Na ja, King George V. war ein weltberühmter Briefmarkensammler, die Türkei
hat eben einen Zigarettenschachtelnsammler, was soll’s.
Erdoğan hat es aber nicht allein auf unsere Fluppen und Drinks abgesehen.
Dafür könnte sogar manch freiheitlicher Mitbürger aufgrund des
Gesundheitsrisikos Verständnis haben. Doch Erdoğan befasste sich auch stets
mit unserem äußeren Erscheinungsbild. Einst hatte er dem türkischen Regime
den Kampf angesagt, weil es über die Kopftücher von Abgeordneten,
Beamtinnen und Studentinnen bestimmte, und kam damit an die Macht. Nun aber
will er den Leuten vorschreiben, wie sich zu kleiden und auszusehen haben –
von jungen Mädchen bis hin zu Parlamentsabgeordneten.
Irgendwann empfahl er aus heiterem Himmel, wir sollten uns Schnauzer stehen
lassen, auf der Stelle sprossen sämtlichen männlichen Kabinettsmitgliedern
Schnurrbärte. Bei einigen war das wahrlich kein schöner Anblick.
## Erdoğan der Tausendsassa
Mit unzähligen Themen wie Tattoos von Fußballern, Osmanisch-Kenntnissen von
Serien-Darstellern, der Qualität von Theaterstücken oder dem Talent von
Soap-Drehbuchautoren hat sich Erdoğan schon beschäftigt. Einmal rief er bei
der Volleyball-Nationalmannschaft an und mahnte: „Denkt ans Blocken im
Spiel gegen China!“. Dem Nationalteam der Boxer gab er den Rat: „Vergesst
die Deckung nicht, achtet auf Gegenschläge!“ und vom Team der Ringer
verlangte er den Gegner unbedingt in die Zange zu nehmen. Jüngst erklärte
er einem Fußballspieler, nachdem seine Mannschaft „Fenerbahçe“ „Sturm G…
aus dem Wettbewerb gekickt hatte, wie er besser spielen könnte.
Nicht nur, wie viele Kinder wir zeugen und bekommen sollen, sondern auch,
wie die Geburt vonstatten gehen soll, will Erdoğan bestimmen. Er ist nicht
nur unser aller Familienoberhaupt, sondern auch unser Gynäkologe,
Schulrektor, Hausarzt und Lifecoach. Dabei macht er aber auch deutlich, wo
er sich von anderen totalitären Herrschern unterscheidet: Während andere
Schulkindern selbst verfasste Bücher aufzwingen, sagt unser Chef: „Alle
meine Freunde, die Bücherwürmer waren, hocken jetzt im Elend“ und gibt
Schulkindern den Wink, dass Lesen nichts erstrebenswertes sei.

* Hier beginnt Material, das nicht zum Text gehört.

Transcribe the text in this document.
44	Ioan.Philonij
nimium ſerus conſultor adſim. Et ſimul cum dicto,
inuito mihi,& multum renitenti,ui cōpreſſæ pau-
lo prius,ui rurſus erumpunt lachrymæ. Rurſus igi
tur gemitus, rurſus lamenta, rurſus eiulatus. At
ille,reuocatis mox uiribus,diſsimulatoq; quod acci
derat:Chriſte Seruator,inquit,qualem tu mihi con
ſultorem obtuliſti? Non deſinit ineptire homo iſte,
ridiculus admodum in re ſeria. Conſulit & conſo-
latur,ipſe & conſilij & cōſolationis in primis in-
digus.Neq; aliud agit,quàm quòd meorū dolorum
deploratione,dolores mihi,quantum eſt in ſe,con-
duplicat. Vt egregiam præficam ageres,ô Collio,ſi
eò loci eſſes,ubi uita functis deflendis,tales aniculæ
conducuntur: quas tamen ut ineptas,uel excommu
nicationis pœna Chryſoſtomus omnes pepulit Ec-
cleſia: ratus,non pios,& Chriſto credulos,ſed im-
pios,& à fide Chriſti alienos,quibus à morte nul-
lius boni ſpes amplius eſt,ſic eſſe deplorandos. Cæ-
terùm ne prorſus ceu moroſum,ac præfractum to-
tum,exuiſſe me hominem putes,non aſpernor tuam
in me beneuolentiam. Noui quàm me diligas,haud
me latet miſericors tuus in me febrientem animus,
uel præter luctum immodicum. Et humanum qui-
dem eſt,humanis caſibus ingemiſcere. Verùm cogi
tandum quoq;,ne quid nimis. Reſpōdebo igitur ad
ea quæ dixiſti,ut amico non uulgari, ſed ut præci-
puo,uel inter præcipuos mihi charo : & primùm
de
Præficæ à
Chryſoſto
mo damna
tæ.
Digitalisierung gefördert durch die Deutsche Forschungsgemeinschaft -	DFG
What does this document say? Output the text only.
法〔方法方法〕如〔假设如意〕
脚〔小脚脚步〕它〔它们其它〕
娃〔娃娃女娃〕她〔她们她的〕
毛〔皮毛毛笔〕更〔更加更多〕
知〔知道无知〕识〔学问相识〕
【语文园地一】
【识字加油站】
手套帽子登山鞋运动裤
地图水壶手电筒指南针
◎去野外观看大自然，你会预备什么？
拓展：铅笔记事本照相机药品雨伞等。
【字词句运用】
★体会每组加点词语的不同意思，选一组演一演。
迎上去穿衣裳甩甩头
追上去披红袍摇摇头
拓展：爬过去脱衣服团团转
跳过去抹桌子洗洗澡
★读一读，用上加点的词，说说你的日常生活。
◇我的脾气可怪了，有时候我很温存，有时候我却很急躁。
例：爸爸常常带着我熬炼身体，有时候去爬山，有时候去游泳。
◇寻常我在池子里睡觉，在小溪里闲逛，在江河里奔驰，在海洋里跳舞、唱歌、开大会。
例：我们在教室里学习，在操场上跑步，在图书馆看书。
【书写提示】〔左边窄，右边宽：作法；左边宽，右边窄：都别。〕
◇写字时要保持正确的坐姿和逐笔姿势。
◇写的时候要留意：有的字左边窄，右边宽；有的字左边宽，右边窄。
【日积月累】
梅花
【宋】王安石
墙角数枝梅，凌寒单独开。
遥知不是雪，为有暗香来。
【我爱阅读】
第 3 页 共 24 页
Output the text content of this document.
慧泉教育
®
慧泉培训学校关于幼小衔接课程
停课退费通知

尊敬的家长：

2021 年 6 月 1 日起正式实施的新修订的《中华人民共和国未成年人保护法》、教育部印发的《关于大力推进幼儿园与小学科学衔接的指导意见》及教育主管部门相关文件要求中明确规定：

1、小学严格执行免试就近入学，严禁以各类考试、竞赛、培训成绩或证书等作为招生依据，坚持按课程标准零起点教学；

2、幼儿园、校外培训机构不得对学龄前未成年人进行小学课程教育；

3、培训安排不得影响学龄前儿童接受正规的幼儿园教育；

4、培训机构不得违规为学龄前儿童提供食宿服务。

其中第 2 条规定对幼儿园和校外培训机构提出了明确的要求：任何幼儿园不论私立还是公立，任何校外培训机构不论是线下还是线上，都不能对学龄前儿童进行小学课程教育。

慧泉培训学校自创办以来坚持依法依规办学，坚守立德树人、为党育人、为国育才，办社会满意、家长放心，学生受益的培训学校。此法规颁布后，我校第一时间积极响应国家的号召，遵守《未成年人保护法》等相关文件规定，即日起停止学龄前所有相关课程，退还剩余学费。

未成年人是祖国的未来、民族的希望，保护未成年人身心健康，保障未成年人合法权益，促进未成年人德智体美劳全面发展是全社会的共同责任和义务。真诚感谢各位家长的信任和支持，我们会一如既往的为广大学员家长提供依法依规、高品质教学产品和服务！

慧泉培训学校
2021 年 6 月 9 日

## Wirtschaftlicher Masterplan
Natürlich wäre es besser gewesen, wenn er sich nicht obendrein noch als
Investitionsberater gegeben hätte. Denn seit seiner Fatwa: „Wer in Devisen
investiert, kommt nicht weiter“ haben Euro und Dollar um fünfzig Prozent an
Wert zugelegt. Selbstverständlich hatte unser großer Anführer auch hierfür
eine Gegenmaßnahme parat: Die Türken in Deutschland sollten in der Türkei
Hochzeit feiern, dann würde der Euro fallen.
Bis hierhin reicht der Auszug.